Womit die Liste noch nicht zu Ende wäre: Der bittere Ausfall von Top-Star Kevin Durant, war selbst für die Warriors nicht so eben aufzufangen. Wegen einer Wadenverletzung war Durant über einen Monat arbeitsunfähig. Zum fünften Spiel kehrte er zurück und legte los, als besäße er kein Langzeitgedächtnis. In zwölf Minuten Einsatzzeit erzielte er 11 Punkte, dann nach einem Dribbling allerdings blieb er liegen. Die Partie war für Durant beendet. Wenige Stunden später wurde bekannt, dass er einen Achillessehnenriss erlitten hat und vermutlich die komplette nächste Saison ausfällt. Wie die Serie mit einem fitten Durant ausgegangen wäre, kann niemand orakeln.
Verdienter Champion
Die Warriors gingen im Finale nach über 100 Saisonspielen auf dem Zahnfleisch – trotzdem sollte das den Titelgewinn der Raptors nicht schmälern. Immerhin spielten die beiden All-Stars Stephen Curry und Draymond Green in jedem Spiel, Klay Thompson stand meist auch auf dem Parkett.
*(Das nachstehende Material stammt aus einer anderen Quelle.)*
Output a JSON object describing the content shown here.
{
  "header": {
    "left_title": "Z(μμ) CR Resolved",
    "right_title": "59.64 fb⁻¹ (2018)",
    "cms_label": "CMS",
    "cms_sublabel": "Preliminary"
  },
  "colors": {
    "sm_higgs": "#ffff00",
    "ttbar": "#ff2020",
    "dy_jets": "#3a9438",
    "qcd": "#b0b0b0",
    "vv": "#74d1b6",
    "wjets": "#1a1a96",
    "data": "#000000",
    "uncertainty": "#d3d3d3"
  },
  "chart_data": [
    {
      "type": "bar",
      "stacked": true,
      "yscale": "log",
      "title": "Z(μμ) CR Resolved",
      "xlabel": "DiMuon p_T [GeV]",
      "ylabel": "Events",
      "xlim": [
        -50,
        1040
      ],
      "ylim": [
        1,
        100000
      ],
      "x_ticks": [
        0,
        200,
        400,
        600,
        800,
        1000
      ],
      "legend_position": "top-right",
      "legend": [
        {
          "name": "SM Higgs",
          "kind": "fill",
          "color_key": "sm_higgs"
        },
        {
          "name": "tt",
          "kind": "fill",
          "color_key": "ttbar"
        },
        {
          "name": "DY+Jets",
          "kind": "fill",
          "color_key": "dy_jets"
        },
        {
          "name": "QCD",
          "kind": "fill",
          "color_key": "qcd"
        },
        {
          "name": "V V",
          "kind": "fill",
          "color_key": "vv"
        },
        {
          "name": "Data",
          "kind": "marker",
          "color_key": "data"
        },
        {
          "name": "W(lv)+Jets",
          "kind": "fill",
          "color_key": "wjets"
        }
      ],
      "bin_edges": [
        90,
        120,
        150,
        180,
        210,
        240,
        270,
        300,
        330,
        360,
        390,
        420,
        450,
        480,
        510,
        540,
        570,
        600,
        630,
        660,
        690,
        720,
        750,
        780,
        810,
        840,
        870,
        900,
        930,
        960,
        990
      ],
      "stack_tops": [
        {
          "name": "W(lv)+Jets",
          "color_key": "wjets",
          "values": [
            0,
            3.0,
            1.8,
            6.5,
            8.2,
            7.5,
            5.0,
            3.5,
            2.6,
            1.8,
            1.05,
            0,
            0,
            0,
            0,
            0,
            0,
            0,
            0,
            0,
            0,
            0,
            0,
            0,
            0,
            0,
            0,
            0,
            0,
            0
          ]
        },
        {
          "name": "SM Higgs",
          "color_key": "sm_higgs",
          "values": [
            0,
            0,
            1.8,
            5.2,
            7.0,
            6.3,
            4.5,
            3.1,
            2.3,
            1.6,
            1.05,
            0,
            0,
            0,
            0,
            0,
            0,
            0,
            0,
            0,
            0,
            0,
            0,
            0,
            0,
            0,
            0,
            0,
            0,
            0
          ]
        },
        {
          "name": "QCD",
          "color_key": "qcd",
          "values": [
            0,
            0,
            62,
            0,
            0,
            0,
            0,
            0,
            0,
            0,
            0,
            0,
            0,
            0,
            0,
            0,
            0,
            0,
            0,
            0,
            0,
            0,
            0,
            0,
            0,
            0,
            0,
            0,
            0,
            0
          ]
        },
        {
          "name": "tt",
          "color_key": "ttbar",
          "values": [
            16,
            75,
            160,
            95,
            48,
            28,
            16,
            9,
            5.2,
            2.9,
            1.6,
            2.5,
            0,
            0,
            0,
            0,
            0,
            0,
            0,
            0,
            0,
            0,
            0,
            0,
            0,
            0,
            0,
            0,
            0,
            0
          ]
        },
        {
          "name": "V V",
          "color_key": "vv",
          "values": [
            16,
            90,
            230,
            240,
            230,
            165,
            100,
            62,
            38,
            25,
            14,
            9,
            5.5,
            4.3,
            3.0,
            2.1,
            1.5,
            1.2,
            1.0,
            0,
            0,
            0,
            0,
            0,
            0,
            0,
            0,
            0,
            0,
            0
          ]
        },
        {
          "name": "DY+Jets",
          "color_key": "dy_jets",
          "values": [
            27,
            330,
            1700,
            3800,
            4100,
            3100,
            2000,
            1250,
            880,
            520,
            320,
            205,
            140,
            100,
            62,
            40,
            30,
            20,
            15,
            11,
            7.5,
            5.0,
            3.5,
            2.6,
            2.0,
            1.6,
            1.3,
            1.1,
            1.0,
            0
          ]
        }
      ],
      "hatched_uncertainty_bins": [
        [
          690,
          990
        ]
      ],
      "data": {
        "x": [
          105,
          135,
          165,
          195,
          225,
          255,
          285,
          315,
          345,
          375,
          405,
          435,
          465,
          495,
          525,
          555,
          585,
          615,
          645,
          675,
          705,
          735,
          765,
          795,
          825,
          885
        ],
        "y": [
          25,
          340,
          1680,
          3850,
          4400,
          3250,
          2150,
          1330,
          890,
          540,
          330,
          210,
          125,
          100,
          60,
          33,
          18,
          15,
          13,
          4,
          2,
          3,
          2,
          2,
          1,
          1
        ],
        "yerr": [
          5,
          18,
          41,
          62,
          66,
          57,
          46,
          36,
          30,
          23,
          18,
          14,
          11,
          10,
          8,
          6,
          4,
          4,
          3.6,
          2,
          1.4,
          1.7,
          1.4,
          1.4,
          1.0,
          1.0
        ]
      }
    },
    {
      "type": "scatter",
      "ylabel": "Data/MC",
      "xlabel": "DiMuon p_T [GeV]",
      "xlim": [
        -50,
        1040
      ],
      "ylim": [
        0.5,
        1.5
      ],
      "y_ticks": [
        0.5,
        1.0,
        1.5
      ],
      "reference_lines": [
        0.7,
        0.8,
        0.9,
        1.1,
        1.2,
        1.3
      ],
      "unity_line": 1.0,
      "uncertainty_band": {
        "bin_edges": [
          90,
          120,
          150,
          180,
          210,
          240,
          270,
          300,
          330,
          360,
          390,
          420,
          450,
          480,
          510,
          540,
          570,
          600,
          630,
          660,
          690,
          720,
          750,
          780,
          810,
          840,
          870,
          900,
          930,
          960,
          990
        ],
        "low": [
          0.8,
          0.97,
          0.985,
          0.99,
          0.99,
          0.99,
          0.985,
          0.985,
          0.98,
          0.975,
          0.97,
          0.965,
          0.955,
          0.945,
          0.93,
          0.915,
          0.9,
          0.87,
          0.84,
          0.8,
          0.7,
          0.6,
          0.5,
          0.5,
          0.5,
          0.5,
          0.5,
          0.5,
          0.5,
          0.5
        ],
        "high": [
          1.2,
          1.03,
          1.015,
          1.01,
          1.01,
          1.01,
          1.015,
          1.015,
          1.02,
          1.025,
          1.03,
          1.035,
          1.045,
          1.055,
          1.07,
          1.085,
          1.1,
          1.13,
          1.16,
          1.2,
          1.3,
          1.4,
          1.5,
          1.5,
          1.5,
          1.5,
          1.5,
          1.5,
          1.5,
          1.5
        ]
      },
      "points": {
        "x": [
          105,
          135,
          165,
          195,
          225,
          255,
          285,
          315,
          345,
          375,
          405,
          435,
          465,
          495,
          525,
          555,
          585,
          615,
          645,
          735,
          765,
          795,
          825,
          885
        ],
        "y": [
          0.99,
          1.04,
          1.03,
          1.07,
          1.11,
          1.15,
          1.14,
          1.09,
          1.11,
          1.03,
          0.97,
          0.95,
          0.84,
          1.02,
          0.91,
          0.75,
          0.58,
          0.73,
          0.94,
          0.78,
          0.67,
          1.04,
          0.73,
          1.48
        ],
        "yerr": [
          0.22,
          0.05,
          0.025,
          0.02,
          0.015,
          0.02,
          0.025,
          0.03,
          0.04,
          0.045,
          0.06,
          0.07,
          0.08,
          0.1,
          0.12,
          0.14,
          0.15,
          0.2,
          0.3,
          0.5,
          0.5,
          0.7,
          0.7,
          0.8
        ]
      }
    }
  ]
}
Des Weiteren hat Toronto mit den Erfolgen über Philadelphia und Milwaukee zwei legitime Final-Aspiranten aus dem Weg geschafft. Sich in der Saison 2018/2019 im Osten durchzusetzen, war keine Kaffeefahrt.
Selbst der Erfolg über die Warriors war hochverdient. Wer alle drei Auswärtsspiele bei den Warriors gewinnt, hat Anerkennung und Zuspruch verdient. Auch die Gegner schlossen sich dem an: „Ich ziehe meinen Hut vor Toronto für diese Serie. Sie sind rausgekommen und haben es sich verdient“, sagte Stephen Curry.
Nicht nur in Toronto gingen Menschenmassen auf die Straßen, um vor riesigen Leinwänden den Erfolg zu zelebrieren, auch in Vancouver, Edmonton oder Calgary traf man sich zum Rudelkucken. Das fünfte sowie sechste Spiel sahen sich acht Millionen Kanadier vor dem Fernseher an (in der Spitze sogar zehn Millionen), dabei leben im ganzen Land insgesamt nur 37 Millionen.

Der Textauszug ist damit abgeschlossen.